A documentary about a religious group teaching children. It felt a lot like indoctrination. The way they drove fear into those children so completely, they way they condemned children’s books because of the fantasy content. The frightened tears and uncertain cries.
Ignorance breeds fear and fear breeds hate and here was a group of people feeding a larger group of children all of this fear. Creating an entirely new generation who will be consistently trapped in that fear unable to make change becoming this living contradiction.
It frightens me how ignorant and powerful these people are how they can shape and mold these children into living breathing hate machines. I fear for the world and what may happen to all of us when it is their turn to take the reins.
I believe people have the right to their own beliefs. I believe whole heartedly in freedom of religion, in freedom in general but then I see something like this and I become afraid. How can you preach love and peace and hate and intolerance all at the same time?

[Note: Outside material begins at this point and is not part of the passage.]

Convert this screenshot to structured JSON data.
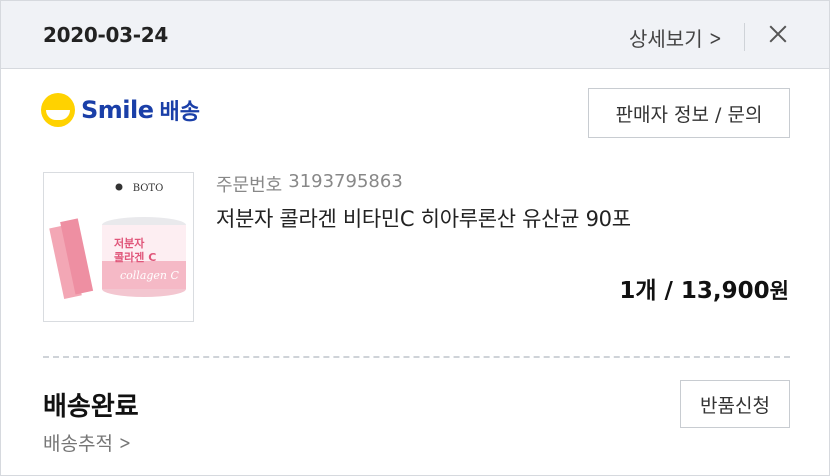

I don’t know it’s bothering me and I can’t find any answers.
I'm guessing that was Jesus Camp. I saw that once too, and it creeped me out as well.
It's hard to know how to respond to things like that in this world. At the very least, you should exist as a positive, compassionate person, and the people around you will learn from that without you having to take any deliberate action.
Your thoughts inevitably find ways to subtly change the world around you. Just make sure that they stay good thoughts.
I was completely floored by it. I realize there are extremists in everything but this truly was frightening. These children these poor children if they manage to pull themselves out of it how jaded will they be as teenagers? How angry and untrusting as adults? It worries me.